Results: Among 27 DEGs in the discovery set, 21 were confirmed in the replication set: SFRP2, Col11A1, LRRC15, ADAM12, ADAMTS12, MFAP5, LUM, PLPP4, FAP, POSTN, GRP, MMP11, MMP13, C1QTNF3, EPYC, DIO2, KCNA1, NETO1, NTM, MYH13, and PVALB. Higher expression of more than half of the genes in the PT was associated with an increased requirement for bowel resection at primary surgery and an inability to achieve complete cytoreduction. Increased expression of LRRC15 in BMets was confirmed by immunohistochemistry and knockdown of LRRC15 significantly inhibited tumor progression in mice.

Conclusions: We identified 21 genes that are overexpressed in bowel metastases among patients with OC. Our findings will help select potential molecular targets for the prevention and treatment of malignant bowel obstruction in OC.
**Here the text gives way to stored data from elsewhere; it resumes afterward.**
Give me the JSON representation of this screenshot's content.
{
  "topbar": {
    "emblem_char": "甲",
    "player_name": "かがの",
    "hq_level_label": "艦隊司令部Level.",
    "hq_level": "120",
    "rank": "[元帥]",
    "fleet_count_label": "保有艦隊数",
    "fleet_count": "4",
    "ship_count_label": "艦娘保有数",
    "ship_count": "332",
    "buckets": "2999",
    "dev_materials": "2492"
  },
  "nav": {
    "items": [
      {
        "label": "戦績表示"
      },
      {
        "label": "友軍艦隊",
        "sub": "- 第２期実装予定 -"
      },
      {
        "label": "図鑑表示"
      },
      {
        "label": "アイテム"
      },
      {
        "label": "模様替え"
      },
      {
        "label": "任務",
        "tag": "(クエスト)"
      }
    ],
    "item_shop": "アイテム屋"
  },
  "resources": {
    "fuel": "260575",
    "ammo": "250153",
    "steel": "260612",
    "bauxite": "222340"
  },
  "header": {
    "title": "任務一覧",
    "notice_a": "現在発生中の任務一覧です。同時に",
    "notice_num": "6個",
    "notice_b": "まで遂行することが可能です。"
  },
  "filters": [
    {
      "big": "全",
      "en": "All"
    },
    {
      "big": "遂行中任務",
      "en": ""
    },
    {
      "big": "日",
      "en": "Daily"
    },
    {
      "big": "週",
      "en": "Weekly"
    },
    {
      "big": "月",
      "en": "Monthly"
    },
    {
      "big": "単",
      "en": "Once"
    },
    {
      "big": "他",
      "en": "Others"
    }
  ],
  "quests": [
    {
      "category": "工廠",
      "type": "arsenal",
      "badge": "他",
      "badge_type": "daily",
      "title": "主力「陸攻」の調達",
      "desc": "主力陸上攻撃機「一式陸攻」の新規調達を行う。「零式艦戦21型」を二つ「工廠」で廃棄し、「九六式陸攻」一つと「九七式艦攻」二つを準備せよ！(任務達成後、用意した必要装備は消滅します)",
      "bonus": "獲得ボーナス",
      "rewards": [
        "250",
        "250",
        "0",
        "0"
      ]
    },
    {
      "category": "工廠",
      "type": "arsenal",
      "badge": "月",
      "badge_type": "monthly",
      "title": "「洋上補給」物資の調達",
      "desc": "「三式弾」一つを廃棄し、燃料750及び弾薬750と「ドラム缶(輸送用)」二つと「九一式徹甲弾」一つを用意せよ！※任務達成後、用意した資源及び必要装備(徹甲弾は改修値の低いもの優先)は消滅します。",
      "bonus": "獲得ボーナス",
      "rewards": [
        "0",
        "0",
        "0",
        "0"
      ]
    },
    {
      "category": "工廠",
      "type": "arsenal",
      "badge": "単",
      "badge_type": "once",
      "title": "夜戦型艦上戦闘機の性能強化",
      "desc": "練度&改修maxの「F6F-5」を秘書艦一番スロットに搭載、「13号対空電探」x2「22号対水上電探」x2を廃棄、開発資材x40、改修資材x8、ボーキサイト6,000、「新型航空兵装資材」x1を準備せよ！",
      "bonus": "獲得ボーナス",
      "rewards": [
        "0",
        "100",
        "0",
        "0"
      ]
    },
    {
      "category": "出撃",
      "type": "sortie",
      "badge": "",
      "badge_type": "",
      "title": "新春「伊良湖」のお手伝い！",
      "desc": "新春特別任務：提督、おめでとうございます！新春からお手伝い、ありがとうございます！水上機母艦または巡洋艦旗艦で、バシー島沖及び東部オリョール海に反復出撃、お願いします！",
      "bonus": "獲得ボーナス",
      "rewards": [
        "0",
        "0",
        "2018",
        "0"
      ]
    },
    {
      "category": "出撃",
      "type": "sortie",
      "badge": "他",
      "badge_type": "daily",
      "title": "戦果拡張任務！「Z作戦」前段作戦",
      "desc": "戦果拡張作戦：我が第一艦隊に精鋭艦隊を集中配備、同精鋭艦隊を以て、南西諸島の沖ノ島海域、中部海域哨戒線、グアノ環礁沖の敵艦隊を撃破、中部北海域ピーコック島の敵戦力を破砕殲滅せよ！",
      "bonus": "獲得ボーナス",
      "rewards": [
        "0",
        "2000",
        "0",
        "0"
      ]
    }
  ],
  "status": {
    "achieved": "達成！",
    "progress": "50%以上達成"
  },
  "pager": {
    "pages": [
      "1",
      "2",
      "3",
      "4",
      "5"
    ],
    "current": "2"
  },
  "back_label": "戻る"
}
Keywords: Bowel metastasis; Differentially expressed genes; Extracellular matrix; Malignant bowel obstruction; Ovarian cancer.

Fig. 1.

Summary of patient populations used and the gene selection and validation process. A, Population cohorts of the study. In the discovery set, we identified 27 genes upregulated in BMets compared with PTs using whole-transcriptome RNAseq. Only genes that were not significantly upregulated in normal bowel compared with PT were included (normal bowel set). Expression of 22 of the 27 upregulated genes was verified in the technical validation set using a different approach (qRT-PCR). qRT-PCR was used to validate the genes in an independent set of 18 matched PTs-BMets (replication set); 21 of the 22 tested genes were validated. To investigate the importance of these upregulated genes, we evaluated both their gene expression in 333 PTs and the association between gene expression and surgical outcomes. B, Overall scheme for identifying and validating BMet-upregulated genes. C, Standardized RNAseq expression heat map of 27 genes selected for PCR validation.

Fig. 2.

Correlation between gene expression and need for bowel resection in the “primary tumor” ovarian cancer population. A, Scatterplot of t-statistics evaluating expression differences for patients with vs without bowel resection against patients with vs without RD0 debulking status. Genes with significantly different expression (P < .05) in both comparisons are red. B and C, Box plots showing differences in expression of FAP (B) and POSTN (C) between patients with and without bowel resection and RD0 debulking status (all t-test P < .001).

Fig. 3.

Expression analysis of BMet-associated proteins by Western blot and IHC analysis of LRRC15. A, Western blot of matched PTs and BMets with indicated antibodies. B, Densitometric analysis of the intensity of LRRC15 expression in PTs and BMets normalized to expression of control PCNA was used to determine higher (blue) or lower (red) level of expression in BMets compared with matched PTs. Lack of expression in both PTs and BMets is indicated in green. C, Expression level changes (BMet/PT) of specific proteins. D, Representative IHC analysis of LRRC15 expression in matched ovarian PTs and BMets showing low to moderate (0–1) and high [2,3] levels of LRRC15 staining. Small sections of tumors with 4 representative LRRC15 expression levels are shown. Scale bars represent approximately 100 μm. E, IHC scores in PTs and their paired BMets.

Fig. 4.

Inhibition of tumorigenesis and metastatic spread in LRRC15-knockdown xenografts. A, Western blot analysis showing downregulation of LRRC15 in sh-LRRC15-transfected compared with sh-NTC-transfected OVCAR5 cells. B and C, Representative photographs of nude mice with tumors that formed 27 days after intraperitoneal injection of OVCAR5 cells transduced with nontargeted sh-NTC (B) or sh-LRRC15 (day 39) (C). Arrows indicate large tumor nodules. D and E, Quantification of wet tumor weight (D) and ascites volumes (E) of sh-NTC and sh-LRRC15 xenografts. Data are presented as mean ± SEM. *P < .05.